Manifestations d'ampleur dans les campus aux Etats-Unis, notamment soutenues par des étudiants de gauche. Mais la remise en question du soutien américain à Israël gagne aussi du terrain dans la génération Maga. Comme ce jour où J.D.Vance est interpellé par un étudiant sur ce campus universitaire. - Je suis un homme chrétien.
Je suis confus de voir qu'il y a cette idée selon laquelle nous pourrions devoir quelque chose à Israël ou qu'ils sont notre plus grand allié, ou que nous devons fournir cette aide de plusieurs milliards de dollars à Israël. - J.D.Vance: Quand le président des Etats-Unis dit "America First", il défend d'abord les intérêts américains.

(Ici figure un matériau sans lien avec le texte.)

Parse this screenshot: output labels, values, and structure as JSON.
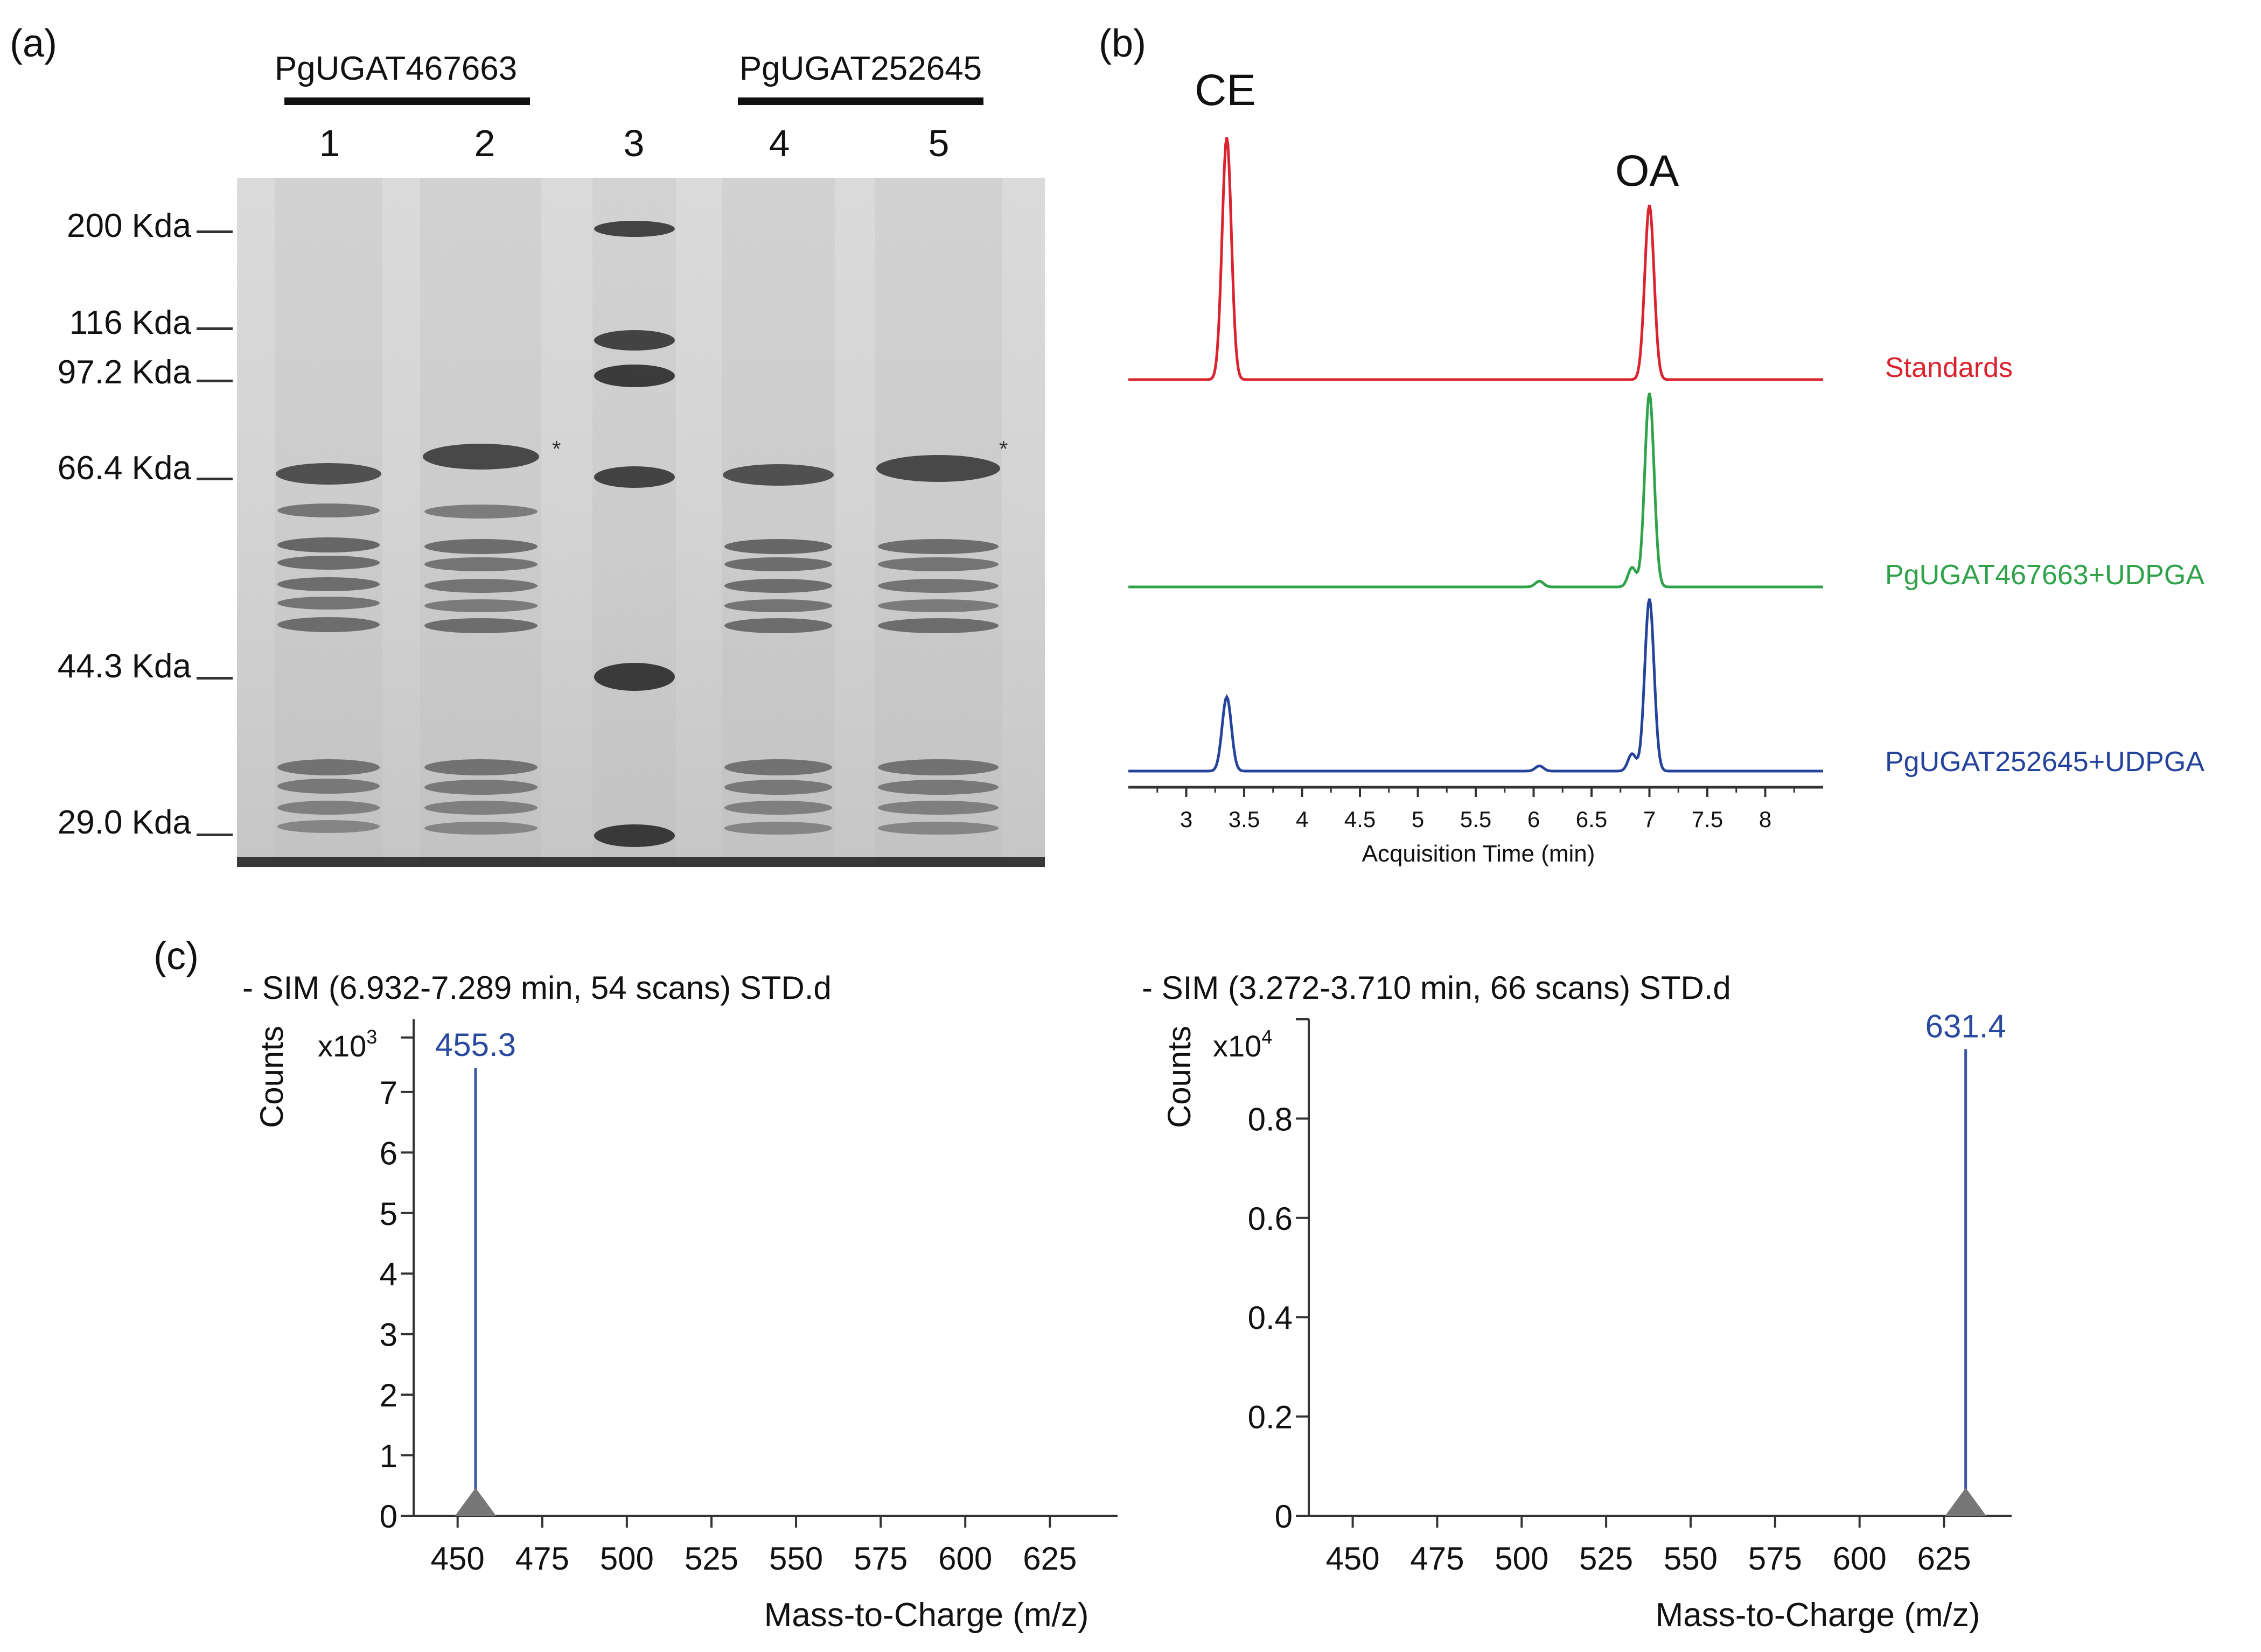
{
  "panel_a": {
    "label": "(a)",
    "group_labels": [
      "PgUGAT467663",
      "PgUGAT252645"
    ],
    "lane_labels": [
      "1",
      "2",
      "3",
      "4",
      "5"
    ],
    "marker_labels": [
      "200 Kda",
      "116 Kda",
      "97.2 Kda",
      "66.4 Kda",
      "44.3 Kda",
      "29.0 Kda"
    ],
    "band_mark": "*"
  },
  "panel_b": {
    "label": "(b)",
    "peak_labels": [
      "CE",
      "OA"
    ],
    "trace_labels": [
      "Standards",
      "PgUGAT467663+UDPGA",
      "PgUGAT252645+UDPGA"
    ],
    "trace_colors": [
      "#d9232e",
      "#2fa24a",
      "#24439a"
    ],
    "xlabel": "Acquisition Time (min)",
    "xticks": [
      "3",
      "3.5",
      "4",
      "4.5",
      "5",
      "5.5",
      "6",
      "6.5",
      "7",
      "7.5",
      "8"
    ]
  },
  "panel_c": {
    "label": "(c)",
    "spectra": [
      {
        "title": "- SIM (6.932-7.289 min, 54 scans) STD.d",
        "ylabel": "Counts",
        "multiplier_base": "x10",
        "multiplier_exp": "3",
        "yticks": [
          "0",
          "1",
          "2",
          "3",
          "4",
          "5",
          "6",
          "7"
        ],
        "xticks": [
          "450",
          "475",
          "500",
          "525",
          "550",
          "575",
          "600",
          "625"
        ],
        "xlabel": "Mass-to-Charge (m/z)",
        "peak_label": "455.3"
      },
      {
        "title": "- SIM (3.272-3.710 min, 66 scans) STD.d",
        "ylabel": "Counts",
        "multiplier_base": "x10",
        "multiplier_exp": "4",
        "yticks": [
          "0",
          "0.2",
          "0.4",
          "0.6",
          "0.8"
        ],
        "xticks": [
          "450",
          "475",
          "500",
          "525",
          "550",
          "575",
          "600",
          "625"
        ],
        "xlabel": "Mass-to-Charge (m/z)",
        "peak_label": "631.4"
      }
    ]
  },
  "chart_data": [
    {
      "type": "line",
      "xlabel": "Acquisition Time (min)",
      "xlim": [
        2.5,
        8.5
      ],
      "peaks": [
        {
          "series": "Standards",
          "peaks": [
            {
              "x": 3.35,
              "y": 1.0,
              "label": "CE"
            },
            {
              "x": 7.0,
              "y": 0.72,
              "label": "OA"
            }
          ]
        },
        {
          "series": "PgUGAT467663+UDPGA",
          "peaks": [
            {
              "x": 6.05,
              "y": 0.03
            },
            {
              "x": 6.85,
              "y": 0.1
            },
            {
              "x": 7.0,
              "y": 1.0
            }
          ]
        },
        {
          "series": "PgUGAT252645+UDPGA",
          "peaks": [
            {
              "x": 3.35,
              "y": 0.43
            },
            {
              "x": 6.05,
              "y": 0.03
            },
            {
              "x": 6.85,
              "y": 0.1
            },
            {
              "x": 7.0,
              "y": 1.0
            }
          ]
        }
      ]
    },
    {
      "type": "bar",
      "title": "- SIM (6.932-7.289 min, 54 scans) STD.d",
      "xlabel": "Mass-to-Charge (m/z)",
      "ylabel": "Counts",
      "xlim": [
        437,
        645
      ],
      "ylim": [
        0,
        8.2
      ],
      "y_multiplier": "x10^3",
      "x": [
        455.3
      ],
      "values": [
        7.4
      ]
    },
    {
      "type": "bar",
      "title": "- SIM (3.272-3.710 min, 66 scans) STD.d",
      "xlabel": "Mass-to-Charge (m/z)",
      "ylabel": "Counts",
      "xlim": [
        437,
        645
      ],
      "ylim": [
        0,
        1.0
      ],
      "y_multiplier": "x10^4",
      "x": [
        631.4
      ],
      "values": [
        0.94
      ]
    }
  ]
}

Parfois, Israël a des intérêts qui correspondent aux nôtres. Nous travaillons avec eux. - Au sein de la frange la plus radicale du mouvement Maga, la critique d'Israël, dans l'antisémitisme, à l'image de cet influenceur néonazi et suprémaciste blanc. - Il faudra écarter ces juifs sionistes du Parti républicain.
Tous ces types qui contrôlaient vraiment l'appareil médiatique. Pour moi, c'est le plus gros obstacle. - Quand l'influente podcasteuse tient un discours négationniste en réhabilitant Adolf Hitler... - Quand vous demandez aux gens ce qu'il y a avec Hitler, pourquoi il serait le plus maléfique, ils disent que c'est parce qu'un nettoyage ethnique a presque eu lieu. - Des propos fermement condamnés par certaines figures républicaines. - Au cours des 6 derniers mois, j'ai vu plus d'antisémitisme à droite que durant toute ma vie.

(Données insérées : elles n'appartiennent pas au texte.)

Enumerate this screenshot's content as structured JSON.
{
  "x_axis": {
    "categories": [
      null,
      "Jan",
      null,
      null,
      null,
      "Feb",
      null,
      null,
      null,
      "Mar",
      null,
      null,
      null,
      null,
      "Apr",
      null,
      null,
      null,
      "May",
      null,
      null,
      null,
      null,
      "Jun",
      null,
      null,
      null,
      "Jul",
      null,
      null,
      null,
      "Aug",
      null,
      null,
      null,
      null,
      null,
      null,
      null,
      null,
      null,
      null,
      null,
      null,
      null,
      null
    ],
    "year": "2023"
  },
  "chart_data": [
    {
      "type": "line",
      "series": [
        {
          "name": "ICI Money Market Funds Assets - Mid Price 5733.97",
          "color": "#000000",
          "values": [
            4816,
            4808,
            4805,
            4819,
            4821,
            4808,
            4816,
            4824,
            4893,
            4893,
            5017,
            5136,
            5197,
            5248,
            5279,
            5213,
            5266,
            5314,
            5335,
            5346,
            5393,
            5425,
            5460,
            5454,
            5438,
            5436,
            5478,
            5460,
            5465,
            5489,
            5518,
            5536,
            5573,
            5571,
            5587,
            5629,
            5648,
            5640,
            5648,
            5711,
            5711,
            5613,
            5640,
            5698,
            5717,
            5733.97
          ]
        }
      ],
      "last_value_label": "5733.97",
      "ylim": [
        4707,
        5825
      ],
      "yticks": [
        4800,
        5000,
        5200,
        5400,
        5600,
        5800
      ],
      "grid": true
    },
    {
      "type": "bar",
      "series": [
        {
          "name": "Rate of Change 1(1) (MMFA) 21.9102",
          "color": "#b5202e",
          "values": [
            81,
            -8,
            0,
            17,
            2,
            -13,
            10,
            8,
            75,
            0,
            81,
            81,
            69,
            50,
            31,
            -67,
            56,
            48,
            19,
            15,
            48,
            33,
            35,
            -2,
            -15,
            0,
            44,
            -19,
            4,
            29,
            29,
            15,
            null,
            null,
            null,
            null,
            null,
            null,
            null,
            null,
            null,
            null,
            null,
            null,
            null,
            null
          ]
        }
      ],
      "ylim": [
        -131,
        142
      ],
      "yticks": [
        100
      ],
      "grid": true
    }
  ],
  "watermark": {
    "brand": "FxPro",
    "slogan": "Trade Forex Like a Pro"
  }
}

C'est un poison. Je crois que nous faisons face à une crise existentielle au sein de notre parti et dans notre pays. - Une fracture aussi au sein de la société américaine.
Selon une enquête, près d'un quart des citoyens de moins de 25 ans déclarent avoir une opinion défavorable à l'égard des juifs. C'est 5 fois plus que chez les personnes de plus de 65 ans. - A.Casse: Question. - A.Bauer: Il n'en avait pas besoin.
Il avait besoin d'une digression supplémentaire. Entre l'invasion du Groenland, l'asphyxie de Cuba ou une opération de la même manière qu'il n'a pas été nécessaire de le pousser à bombarder les sites nucléaires iraniens dans l'épisode précédent. Il a toujours besoin d'une sorte d'argumentaire.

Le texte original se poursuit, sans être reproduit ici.